JAAK «Ik heb veel respect voor Johan, omdat hij het grootste stuk van die weg helemaal alleen heeft afgelegd. Ik heb leren praten dankzij mijn huidige vrouw, met wie ik nu al drieëntwintig jaar samen ben. Zij steunt me ook bij alles wat ik doe voor de metissen in België. Wij vechten nu hard om duidelijk te maken dat de staat geld moet vrijmaken voor de nazorg van de metissen. Zij zouden allemaal psychologische hulp moeten krijgen om van het juk af te raken waar de overheid hen mee heeft opgezadeld, en dat hen nu al zoveel jaren kwelt.»
HUMO U hebt wel al uw identiteit terug.
JAAK «Ja, maar we zijn er nog lang niet. Ik maak deel uit van het comité dat de herstelmaatregel van het rijksarchief begeleidt. Premier Michel heeft in 2019 beloofd dat er een wet zou komen die regelt dat alle dossiers van de metissen bij de rechtmatige eigenaars terechtkomen, zodat ze allemaal hun identiteit terugkrijgen. Ik heb nog steeds mijn geboorteakte niet en ben nog niet erkend als persoon en als Belg. Toen ik wilde trouwen, moest ik eerst met een formulier bewijzen dat ik ben wie ik ben, en ik heb veel vrienden die nog altijd problemen hebben om een bankrekening te openen.

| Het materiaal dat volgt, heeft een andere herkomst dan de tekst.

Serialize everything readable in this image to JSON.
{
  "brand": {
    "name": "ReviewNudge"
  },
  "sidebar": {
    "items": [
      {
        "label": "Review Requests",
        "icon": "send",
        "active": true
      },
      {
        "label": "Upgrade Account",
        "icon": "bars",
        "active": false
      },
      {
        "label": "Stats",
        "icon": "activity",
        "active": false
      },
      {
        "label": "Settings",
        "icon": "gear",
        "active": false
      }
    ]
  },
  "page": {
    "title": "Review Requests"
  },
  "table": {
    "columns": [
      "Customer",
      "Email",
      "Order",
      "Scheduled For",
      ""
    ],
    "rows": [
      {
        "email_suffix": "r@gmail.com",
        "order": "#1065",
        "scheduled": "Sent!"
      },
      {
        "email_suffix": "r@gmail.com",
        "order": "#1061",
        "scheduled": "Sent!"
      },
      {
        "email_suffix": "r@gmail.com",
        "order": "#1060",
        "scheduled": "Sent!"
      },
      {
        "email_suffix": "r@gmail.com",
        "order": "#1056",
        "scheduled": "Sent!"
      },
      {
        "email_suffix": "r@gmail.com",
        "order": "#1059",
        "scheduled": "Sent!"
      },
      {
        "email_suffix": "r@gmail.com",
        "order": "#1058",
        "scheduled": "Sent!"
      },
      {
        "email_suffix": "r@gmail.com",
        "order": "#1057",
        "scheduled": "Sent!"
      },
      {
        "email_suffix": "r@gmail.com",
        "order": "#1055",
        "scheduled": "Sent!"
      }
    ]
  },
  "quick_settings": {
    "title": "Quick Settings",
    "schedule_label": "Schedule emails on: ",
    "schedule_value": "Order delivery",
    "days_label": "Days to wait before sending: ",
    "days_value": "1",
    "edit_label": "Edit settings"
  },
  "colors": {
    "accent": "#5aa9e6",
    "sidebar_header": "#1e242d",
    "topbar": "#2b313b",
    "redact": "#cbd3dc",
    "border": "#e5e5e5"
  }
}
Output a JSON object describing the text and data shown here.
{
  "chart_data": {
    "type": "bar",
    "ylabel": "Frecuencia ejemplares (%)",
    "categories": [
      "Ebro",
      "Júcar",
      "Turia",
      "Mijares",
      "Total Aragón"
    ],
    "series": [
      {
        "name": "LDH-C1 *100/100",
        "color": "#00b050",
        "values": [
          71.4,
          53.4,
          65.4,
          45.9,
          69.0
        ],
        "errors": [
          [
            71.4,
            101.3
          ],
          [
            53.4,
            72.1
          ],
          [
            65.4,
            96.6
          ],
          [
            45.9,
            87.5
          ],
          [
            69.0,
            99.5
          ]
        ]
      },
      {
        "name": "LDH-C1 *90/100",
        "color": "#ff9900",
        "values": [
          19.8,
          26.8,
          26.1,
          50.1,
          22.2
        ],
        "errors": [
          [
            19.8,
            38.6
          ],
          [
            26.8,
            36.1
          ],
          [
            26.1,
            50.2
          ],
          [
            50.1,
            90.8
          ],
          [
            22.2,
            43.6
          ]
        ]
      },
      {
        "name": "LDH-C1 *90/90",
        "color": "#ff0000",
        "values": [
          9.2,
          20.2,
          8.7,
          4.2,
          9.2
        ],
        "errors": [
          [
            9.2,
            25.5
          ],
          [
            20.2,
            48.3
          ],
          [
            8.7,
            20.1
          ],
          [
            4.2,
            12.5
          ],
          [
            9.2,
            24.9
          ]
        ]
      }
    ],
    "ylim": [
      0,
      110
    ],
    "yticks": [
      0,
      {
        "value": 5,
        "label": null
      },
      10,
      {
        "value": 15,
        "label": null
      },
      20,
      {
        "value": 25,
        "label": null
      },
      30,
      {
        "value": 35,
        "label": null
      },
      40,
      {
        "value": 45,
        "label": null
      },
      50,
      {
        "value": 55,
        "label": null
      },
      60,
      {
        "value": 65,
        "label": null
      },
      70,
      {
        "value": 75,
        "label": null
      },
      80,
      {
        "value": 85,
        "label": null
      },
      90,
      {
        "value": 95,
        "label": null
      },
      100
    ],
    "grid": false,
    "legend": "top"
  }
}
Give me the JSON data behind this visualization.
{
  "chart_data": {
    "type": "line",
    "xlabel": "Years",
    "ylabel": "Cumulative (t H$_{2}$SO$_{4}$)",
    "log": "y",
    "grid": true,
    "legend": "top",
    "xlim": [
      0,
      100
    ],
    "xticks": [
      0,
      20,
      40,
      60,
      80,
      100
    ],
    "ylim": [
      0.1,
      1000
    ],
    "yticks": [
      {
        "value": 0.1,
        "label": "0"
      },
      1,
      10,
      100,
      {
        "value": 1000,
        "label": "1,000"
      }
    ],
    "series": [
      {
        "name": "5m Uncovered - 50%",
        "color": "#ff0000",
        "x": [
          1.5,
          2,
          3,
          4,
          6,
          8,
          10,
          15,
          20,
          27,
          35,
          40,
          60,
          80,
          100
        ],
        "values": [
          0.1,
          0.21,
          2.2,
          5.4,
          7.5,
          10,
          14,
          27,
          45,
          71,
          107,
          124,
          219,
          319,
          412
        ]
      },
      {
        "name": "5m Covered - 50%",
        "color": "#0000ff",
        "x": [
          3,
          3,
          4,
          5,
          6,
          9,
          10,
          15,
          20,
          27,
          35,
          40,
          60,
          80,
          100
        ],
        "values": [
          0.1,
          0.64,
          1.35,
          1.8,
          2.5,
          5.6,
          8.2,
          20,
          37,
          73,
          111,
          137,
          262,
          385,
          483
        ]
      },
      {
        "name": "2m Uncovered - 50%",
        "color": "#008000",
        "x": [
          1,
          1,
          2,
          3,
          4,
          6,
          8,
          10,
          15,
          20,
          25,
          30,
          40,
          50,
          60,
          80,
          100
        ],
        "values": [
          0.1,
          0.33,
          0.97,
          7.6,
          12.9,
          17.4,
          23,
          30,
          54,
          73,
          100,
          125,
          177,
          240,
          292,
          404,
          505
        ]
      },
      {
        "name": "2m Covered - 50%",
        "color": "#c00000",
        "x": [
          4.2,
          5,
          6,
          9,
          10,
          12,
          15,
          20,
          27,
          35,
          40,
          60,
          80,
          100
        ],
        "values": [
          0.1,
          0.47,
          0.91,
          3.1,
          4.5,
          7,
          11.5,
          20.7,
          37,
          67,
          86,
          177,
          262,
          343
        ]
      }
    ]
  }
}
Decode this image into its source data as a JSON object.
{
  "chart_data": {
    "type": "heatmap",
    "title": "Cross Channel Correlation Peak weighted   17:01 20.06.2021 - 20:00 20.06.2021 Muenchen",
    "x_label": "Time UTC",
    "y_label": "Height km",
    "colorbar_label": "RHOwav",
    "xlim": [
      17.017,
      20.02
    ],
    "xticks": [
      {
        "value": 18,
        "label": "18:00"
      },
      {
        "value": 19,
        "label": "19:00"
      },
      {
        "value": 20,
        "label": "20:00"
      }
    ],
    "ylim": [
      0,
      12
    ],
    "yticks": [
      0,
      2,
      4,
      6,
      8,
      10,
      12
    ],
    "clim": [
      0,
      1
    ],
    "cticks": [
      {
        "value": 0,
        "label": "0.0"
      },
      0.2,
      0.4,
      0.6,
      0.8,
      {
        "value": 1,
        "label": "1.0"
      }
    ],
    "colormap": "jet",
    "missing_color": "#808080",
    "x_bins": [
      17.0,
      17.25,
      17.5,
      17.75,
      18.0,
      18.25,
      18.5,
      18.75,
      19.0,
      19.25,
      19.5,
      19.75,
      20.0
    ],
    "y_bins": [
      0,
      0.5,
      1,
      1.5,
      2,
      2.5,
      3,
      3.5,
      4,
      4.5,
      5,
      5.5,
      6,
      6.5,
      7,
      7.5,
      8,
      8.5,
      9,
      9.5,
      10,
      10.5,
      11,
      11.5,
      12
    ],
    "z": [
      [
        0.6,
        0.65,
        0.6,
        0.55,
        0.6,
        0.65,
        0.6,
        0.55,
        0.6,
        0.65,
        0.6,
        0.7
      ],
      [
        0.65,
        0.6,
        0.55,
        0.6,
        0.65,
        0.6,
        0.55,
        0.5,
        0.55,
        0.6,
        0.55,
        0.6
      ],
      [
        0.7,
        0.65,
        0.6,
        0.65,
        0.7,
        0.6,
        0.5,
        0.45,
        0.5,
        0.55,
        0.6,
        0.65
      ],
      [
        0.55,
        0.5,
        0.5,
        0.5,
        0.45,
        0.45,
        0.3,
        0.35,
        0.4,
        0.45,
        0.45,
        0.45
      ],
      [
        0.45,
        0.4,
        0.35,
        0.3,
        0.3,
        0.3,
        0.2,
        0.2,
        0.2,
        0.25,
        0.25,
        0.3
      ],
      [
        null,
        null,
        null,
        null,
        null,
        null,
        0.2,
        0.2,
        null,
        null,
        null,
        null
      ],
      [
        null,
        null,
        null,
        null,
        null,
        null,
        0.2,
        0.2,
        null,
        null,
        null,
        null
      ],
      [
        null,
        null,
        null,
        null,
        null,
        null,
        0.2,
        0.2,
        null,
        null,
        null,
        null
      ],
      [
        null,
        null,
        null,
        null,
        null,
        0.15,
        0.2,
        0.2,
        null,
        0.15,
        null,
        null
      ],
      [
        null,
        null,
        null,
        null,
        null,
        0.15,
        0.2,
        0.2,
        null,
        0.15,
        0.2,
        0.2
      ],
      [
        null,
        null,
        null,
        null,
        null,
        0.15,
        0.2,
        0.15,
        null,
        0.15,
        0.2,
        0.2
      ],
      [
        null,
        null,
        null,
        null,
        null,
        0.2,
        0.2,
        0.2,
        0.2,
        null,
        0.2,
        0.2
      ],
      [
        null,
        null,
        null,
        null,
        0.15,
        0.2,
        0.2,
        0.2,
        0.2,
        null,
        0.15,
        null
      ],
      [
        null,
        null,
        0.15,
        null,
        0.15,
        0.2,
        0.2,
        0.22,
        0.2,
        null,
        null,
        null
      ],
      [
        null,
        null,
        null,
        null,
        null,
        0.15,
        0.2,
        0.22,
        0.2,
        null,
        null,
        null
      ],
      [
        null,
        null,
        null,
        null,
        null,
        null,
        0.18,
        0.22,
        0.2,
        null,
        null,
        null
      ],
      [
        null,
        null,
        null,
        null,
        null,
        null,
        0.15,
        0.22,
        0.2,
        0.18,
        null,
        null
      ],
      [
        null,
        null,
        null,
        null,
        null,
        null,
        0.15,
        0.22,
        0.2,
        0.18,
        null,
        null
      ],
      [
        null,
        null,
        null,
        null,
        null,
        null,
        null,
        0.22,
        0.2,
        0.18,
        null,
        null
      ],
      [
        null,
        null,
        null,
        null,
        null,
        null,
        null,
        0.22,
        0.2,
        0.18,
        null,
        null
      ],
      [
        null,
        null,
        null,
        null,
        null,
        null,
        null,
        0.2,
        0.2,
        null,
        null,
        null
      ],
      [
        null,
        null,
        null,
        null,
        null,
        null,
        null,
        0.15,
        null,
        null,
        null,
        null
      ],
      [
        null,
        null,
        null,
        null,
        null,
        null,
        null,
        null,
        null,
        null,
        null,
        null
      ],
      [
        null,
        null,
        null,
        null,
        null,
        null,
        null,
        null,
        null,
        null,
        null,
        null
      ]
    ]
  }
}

»Mijn vader heeft voor mij indertijd een spaarrekening geopend en geld opzijgelegd voor mijn studie, weet ik nu, maar daarvan heb ik nooit een cent gezien.»
JOHAN «Dat is één van de redenen waarom ze de dossiers van de metissen pas in 2015 hebben vrijgegeven. Op dat moment waren de meeste vaders al dood en kon niemand over een erfenis komen klagen.»
JAAK «Toen ik naar Rwanda ging, had ik gehoopt iets meer over mijn moeder te vinden. Maar wat die kant van mijn familie betreft, sta ik helemaal nergens. Ik ben wel zeker van wie mijn biologische vader is. Daarvoor heb ik een DNA-test laten uitvoeren. Ik ben toen zijn stamboom gaan onderzoeken en heb nu mijn Belgische roots teruggevonden tot in de 16de eeuw. Oké, dacht ik toen, als een Vlaams Belanger nú nog iets durft te zeggen, geef ik hem lik op stuk!»
HUMO Johan, u hebt een zoontje. Ik zag op Instagram foto’s van jullie in dezelfde zwembroeken.
JAAK «Mooi, hè.»
JOHAN «Ja (lacht). Als ik ergens voor vecht, is het wel om er elke dag voor hem te zijn, met al mijn aandacht en mijn liefde.»